A swallow swoops over our heads all through the prayers, all through the hymns, flitting from window to window, from the belfry to the altar, looking for some way out. And I know for certain it is Father trying to escape. I know it because he told us more than once that in his next life he’d like to be a bird, so he could fly free wherever he wanted.
He told me once […] that your father was up in Heaven and could still see us easily from where he was. He was pointing upwards, I remember, and I didn’t understand exactly what he was trying to tell me, not at first. I thought he was just pointing up at the sky in a general sort of way, or at the birds maybe. But then he took my hand and made me point with him, to show me. We were pointing up at the church, at the top of the church tower. It sounds silly, but I think Big Joe believes that Heaven is at the top of the church tower.
I looked up at the church steeple, a dark arrow pointing at the moon and beyond, and tried with all my heart and mind to believe she was up there somewhere in that vast expanse of infinity, up there in Sunday-school Heaven, in Big Joe’s happy Heaven. I couldn’t bring myself to think it. I knew she was lying in the cold earth at my feet. I knelt down and kissed the earth, then left her there.

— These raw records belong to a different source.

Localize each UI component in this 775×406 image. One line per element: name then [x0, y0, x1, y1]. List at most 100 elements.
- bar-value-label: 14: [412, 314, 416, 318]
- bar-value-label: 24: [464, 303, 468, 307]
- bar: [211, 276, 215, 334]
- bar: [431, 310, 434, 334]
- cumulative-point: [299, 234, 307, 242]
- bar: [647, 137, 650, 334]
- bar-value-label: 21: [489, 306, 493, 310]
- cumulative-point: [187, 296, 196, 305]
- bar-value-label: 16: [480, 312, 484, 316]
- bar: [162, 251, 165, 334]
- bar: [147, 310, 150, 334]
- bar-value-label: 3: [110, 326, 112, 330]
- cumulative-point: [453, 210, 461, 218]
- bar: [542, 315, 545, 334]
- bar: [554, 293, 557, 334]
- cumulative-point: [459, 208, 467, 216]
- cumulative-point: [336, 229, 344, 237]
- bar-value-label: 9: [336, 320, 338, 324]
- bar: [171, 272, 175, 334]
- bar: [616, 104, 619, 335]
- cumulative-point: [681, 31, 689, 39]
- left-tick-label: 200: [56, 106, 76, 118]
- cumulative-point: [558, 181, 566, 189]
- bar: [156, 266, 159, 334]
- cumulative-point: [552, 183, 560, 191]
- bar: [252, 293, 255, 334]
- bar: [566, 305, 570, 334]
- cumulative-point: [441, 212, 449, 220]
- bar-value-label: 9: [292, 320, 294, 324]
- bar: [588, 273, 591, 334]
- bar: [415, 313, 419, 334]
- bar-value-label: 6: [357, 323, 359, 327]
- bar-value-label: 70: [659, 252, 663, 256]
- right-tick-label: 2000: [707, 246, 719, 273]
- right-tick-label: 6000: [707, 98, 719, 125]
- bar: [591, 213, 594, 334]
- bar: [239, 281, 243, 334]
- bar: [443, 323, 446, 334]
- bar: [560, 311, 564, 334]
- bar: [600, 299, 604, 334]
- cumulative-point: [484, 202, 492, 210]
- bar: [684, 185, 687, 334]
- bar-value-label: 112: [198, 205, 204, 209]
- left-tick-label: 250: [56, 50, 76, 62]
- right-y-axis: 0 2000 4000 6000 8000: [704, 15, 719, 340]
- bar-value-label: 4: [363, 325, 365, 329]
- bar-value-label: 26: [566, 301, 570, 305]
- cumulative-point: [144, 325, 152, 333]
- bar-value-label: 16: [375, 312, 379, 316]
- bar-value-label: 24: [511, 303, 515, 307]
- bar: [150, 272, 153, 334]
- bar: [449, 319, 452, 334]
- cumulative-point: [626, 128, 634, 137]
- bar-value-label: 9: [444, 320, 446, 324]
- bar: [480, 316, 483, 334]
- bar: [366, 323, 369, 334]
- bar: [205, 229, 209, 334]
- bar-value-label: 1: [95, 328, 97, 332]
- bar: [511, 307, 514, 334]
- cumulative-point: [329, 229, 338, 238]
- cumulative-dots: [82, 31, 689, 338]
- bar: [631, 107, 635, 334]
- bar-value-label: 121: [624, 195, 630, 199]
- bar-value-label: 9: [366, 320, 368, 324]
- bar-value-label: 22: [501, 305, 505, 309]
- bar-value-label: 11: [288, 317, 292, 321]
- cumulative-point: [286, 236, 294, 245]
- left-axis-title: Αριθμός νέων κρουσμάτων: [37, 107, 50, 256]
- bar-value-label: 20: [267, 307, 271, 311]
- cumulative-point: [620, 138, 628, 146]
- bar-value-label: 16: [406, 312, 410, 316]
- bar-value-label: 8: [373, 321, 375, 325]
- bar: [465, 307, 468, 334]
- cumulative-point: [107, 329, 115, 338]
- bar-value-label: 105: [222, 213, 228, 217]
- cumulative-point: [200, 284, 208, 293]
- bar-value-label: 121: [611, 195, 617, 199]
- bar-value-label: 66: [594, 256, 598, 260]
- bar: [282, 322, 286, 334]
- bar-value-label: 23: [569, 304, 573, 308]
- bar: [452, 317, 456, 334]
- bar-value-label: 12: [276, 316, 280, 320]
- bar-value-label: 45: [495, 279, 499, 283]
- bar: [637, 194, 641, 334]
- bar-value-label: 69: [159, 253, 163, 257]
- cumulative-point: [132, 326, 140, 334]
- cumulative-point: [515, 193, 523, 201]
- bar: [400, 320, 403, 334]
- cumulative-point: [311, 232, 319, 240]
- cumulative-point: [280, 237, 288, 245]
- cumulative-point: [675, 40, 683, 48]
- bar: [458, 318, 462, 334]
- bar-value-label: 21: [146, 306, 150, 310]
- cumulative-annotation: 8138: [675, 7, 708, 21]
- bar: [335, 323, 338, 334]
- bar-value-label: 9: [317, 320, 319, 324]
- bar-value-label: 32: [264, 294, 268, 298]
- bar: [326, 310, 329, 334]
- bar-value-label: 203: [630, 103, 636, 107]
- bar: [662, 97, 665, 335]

It is the moment. I have to do it now. It is my last chance. I tell him about how Father had died, about how it had happened, what I had done, how I should have told him years ago, but had never dared to. He smiles. “I always knew that, Tommo. So did Mother. You’d talk in your sleep. Always having nightmares, always keeping me awake about it, you were. All nonsense. Not your fault. It was the tree that killed Father, Tommo, not you.”
They tell me he walked out with a smile on his face as if he were going for an early-morning stroll. They tell me that he refused the hood, and that they thought he was singing when he died.